The plummeting price of oil has forced many nations to dig deep into their reserves to maintain a semblance of status quo. In 2015, oil-producing countries in the Middle East brought in $275 billion dollars less than they were able to in 2014.
“The spreading and deepening of conflict in the region are first and foremost a humanitarian tragedy to conflict countries and the neighboring regions,” Adnan Mazarei, deputy director of the Middle East and Central Asia department at the International Monetary Fund (IMF), told Gulf News Journal. “In addition to the destruction of physical and social infrastructure, the countries directly affected have in some cases seen their economies contract massively.”
Adding to destabilization of many economies in the region are civil wars in Iraq, Syria, Yemen, Libya and Somalia, which have devastated the environment and infrastructure.

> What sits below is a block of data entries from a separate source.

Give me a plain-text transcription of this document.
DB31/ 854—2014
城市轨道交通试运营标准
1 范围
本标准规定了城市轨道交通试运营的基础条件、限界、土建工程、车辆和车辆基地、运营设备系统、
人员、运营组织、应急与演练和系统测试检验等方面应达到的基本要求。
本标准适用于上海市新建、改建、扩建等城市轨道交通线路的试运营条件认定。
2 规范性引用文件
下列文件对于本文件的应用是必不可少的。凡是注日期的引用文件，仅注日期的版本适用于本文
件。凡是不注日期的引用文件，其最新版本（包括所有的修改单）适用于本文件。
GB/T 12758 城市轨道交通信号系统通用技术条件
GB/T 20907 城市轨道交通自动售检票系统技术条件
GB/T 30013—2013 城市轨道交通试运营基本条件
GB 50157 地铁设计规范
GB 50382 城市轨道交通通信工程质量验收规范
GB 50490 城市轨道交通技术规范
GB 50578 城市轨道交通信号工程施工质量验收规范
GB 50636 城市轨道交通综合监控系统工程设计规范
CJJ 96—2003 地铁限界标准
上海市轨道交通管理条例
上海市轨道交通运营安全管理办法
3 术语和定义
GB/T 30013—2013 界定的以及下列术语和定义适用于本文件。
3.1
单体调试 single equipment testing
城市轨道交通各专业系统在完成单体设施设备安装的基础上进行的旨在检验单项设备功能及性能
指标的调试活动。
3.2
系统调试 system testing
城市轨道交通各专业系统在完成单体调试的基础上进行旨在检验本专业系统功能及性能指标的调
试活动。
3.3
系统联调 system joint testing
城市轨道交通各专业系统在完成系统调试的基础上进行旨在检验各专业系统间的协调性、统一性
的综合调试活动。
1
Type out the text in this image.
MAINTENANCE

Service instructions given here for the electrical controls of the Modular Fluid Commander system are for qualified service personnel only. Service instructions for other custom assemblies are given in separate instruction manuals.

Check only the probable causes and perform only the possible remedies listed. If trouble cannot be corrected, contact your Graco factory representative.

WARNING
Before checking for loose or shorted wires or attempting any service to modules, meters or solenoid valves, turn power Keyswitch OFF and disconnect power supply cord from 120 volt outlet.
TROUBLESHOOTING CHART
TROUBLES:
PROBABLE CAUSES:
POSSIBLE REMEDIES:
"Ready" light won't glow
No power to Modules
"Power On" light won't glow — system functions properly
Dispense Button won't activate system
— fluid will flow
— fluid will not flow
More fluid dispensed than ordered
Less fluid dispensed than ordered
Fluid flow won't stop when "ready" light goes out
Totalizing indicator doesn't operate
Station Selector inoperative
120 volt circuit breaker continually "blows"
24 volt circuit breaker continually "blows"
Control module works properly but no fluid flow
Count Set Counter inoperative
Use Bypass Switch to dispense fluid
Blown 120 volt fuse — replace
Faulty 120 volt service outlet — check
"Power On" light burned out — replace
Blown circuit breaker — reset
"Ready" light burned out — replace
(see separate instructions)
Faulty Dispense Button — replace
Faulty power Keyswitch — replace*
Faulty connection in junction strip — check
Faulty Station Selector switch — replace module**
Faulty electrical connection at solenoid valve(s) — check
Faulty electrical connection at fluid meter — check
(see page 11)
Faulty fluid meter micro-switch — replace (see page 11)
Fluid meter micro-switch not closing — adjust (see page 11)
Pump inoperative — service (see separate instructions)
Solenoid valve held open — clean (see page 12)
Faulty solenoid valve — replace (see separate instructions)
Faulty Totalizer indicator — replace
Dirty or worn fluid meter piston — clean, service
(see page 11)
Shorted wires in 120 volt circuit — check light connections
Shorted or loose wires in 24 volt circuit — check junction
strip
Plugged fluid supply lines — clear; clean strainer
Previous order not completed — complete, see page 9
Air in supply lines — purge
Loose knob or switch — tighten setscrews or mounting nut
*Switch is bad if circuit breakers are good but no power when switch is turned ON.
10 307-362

As many as 9.2 million refugees, excluding Palestinian refugees, have fled the Middle East and North Africa due to conflict and the rise of violence from non-state organizations like ISIS, according to the United Nations Refugee Agency. That’s more than 60 percent of the world’s total refugees.
Syria is the biggest example of such devastation. The IMF estimates Syria’s GDP has shrunk by 40 to 60 percent since unrest began.
Before recent conflict, Yemen saw half of its population under the poverty line and unemployment at 18 percent – 40 percent among youth. Currently, in Yemen, more than half the population lacks basic health care and more than 75 percent needs humanitarian assistance, according to the IMF.
“In addition to the impact on the countries directly affected by conflicts, there have been heightened risks for regional stability and adverse socio-economic, political and security implications for neighboring countries such as Jordan and Lebanon,” Mazarei told Gulf News Journal. “Those countries, along with Iraq, Iran and Turkey are hosting a large number of refugees and are facing significant economic, fiscal and social pressures.”
In addition to the substantial humanitarian and economic cost this turmoil has on refugees, host countries are also vulnerable to considerable impact. Large inflows of refugees can negatively effect infrastructure, disrupt trade flows, lower investment and negatively impact tourism.
“There are also large fiscal costs: for example, large refugee inflows have also increased pressure on food, labor, real estate markets and access to public infrastructure, which could disproportionately affect each country’s poorest,” Mazarei said. “These developments can strain host countries’ social fabric and give rise to political instability, particularly where governments already face challenges of significant social exclusion and high unemployment, notably among the youth.”
Host countries in the Middle East and North Africa face threats to their housing market, health care, public school and national security, Mazarei said.
Jordan and Lebanon spend about one percent of their GDPs supporting refugees, according to Mazarei.
In Europe, however, more stable budgets have been able to absorb some of the challenges brought on by refugees, and in some cases their financial situations respond positively.
According to the European Union, three million refugees are expected to arrive by the end of 2016. Refugees are expected to stimulate annual GDP in European countries from 0.2 to 0.5 percent, according to European economic think tank Bruegel.